Maybe it makes more sense to focus all my effort here, while looking for connections to jump anywhere in the world for short trips out. Which means making contacts here if I can, even if it is harder to find musicians. I haven't really come up with a social circle here, friends, but mostly stay here at the house, feeling like the list gets longer rather than shorter, though I never stop working. I sent out the invites to come jam here over the holidays, or just visit, but as usual, only a few people showed up in the end. But it was really great. I feel pressured to get so much done, and it is hard to leave the house. And I have cool things to share here, the dulcimer, the studio, even the tree, that I can't take out, and big groups are really less social. It was a great pleasure to just take a break and talk to someone, have time to really communicate, play some music, just be social. I still plan to try and get out to some open mikes, now that the website is mostly ready for people to visit, it justifies starting promoting and meeting people locally, and looking for places to play.. that has always been my social world.
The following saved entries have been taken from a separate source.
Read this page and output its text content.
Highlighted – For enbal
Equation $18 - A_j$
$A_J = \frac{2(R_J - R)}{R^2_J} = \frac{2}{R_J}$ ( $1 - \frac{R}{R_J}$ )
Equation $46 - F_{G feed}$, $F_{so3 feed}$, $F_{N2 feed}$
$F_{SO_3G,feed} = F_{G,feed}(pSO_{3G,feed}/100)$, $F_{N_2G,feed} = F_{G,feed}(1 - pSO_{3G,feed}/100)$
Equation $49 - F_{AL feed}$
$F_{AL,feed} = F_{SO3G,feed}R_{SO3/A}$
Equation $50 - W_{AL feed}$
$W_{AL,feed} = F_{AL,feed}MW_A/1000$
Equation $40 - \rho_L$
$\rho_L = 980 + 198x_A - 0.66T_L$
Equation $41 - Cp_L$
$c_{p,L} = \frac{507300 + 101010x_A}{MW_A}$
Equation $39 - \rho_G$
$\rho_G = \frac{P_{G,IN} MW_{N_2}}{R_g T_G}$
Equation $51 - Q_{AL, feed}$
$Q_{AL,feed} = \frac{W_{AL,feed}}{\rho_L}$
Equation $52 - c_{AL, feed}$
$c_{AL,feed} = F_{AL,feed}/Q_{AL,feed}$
I am used to the village life of the festival grounds, or life on the street, cafe to market, the parks and waterfront, out among the people, striking up conversations with everyone, always interacting. I am not used to being in a house, to having to "go out".
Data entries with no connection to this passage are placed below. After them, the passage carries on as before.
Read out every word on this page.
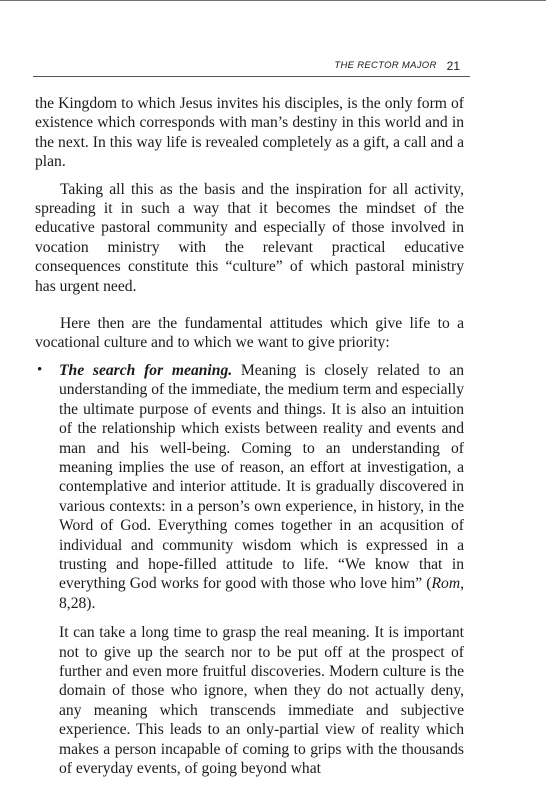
THE RECTOR MAJOR 21

the Kingdom to which Jesus invites his disciples, is the only form of existence which corresponds with man’s destiny in this world and in the next. In this way life is revealed completely as a gift, a call and a plan.

Taking all this as the basis and the inspiration for all activity, spreading it in such a way that it becomes the mindset of the educative pastoral community and especially of those involved in vocation ministry with the relevant practical educative consequences constitute this “culture” of which pastoral ministry has urgent need.

Here then are the fundamental attitudes which give life to a vocational culture and to which we want to give priority:

• The search for meaning. Meaning is closely related to an understanding of the immediate, the medium term and especially the ultimate purpose of events and things. It is also an intuition of the relationship which exists between reality and events and man and his well-being. Coming to an understanding of meaning implies the use of reason, an effort at investigation, a contemplative and interior attitude. It is gradually discovered in various contexts: in a person’s own experience, in history, in the Word of God. Everything comes together in an acqusition of individual and community wisdom which is expressed in a trusting and hope-filled attitude to life. “We know that in everything God works for good with those who love him” (Rom, 8,28).

It can take a long time to grasp the real meaning. It is important not to give up the search nor to be put off at the prospect of further and even more fruitful discoveries. Modern culture is the domain of those who ignore, when they do not actually deny, any meaning which transcends immediate and subjective experience. This leads to an only-partial view of reality which makes a person incapable of coming to grips with the thousands of everyday events, of going beyond what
It is true my life, and friends, and even culture, has been more part of the west than the east. But even there I walked a different road, and I guess that is my life. I don't want to live a normal life. I am more interested in getting back to the music, and traveling the world not just the country, and doing what I can to raise consciousness with that music, do my small part in the struggle for justice and freedom, for love and peace, with this gift I have in the music. It is hard to go it alone, but that was the times I lived in. Now the energy of change is building, but I feel disconnected. Distracted by the music, by the dulcimer, and the demands of doing more, instead of using what I have to reach people, even in the limited stage of the streets, trying to reach one mind, one heart, at a time. But I don;t want what I have done with the dulcimer to die with me, and so I have to do more. And as this constant pain in my shoulder reminds me, I can't say how long I have to do it, so I better get it done. Though in reality, the dulcimer sits gathering dust whie I work at the computer. But this is the way both to reach and find people. With the website done I can network, find musicians to collaborate with, find places to play, connect to venues around the world.

electric hammered dulcimer video studioIn a couple days it will be time to take down the tree. It stays up for a month, but the time has almost passed. Then I'll set up the curtain and lights and try to produce some more video before I leave. Though I am thinking I should shoot some performances in front of the tree before I take it down, ready for a holiday video next year. And I need to bake more bread. I have a job to do. One step at a time.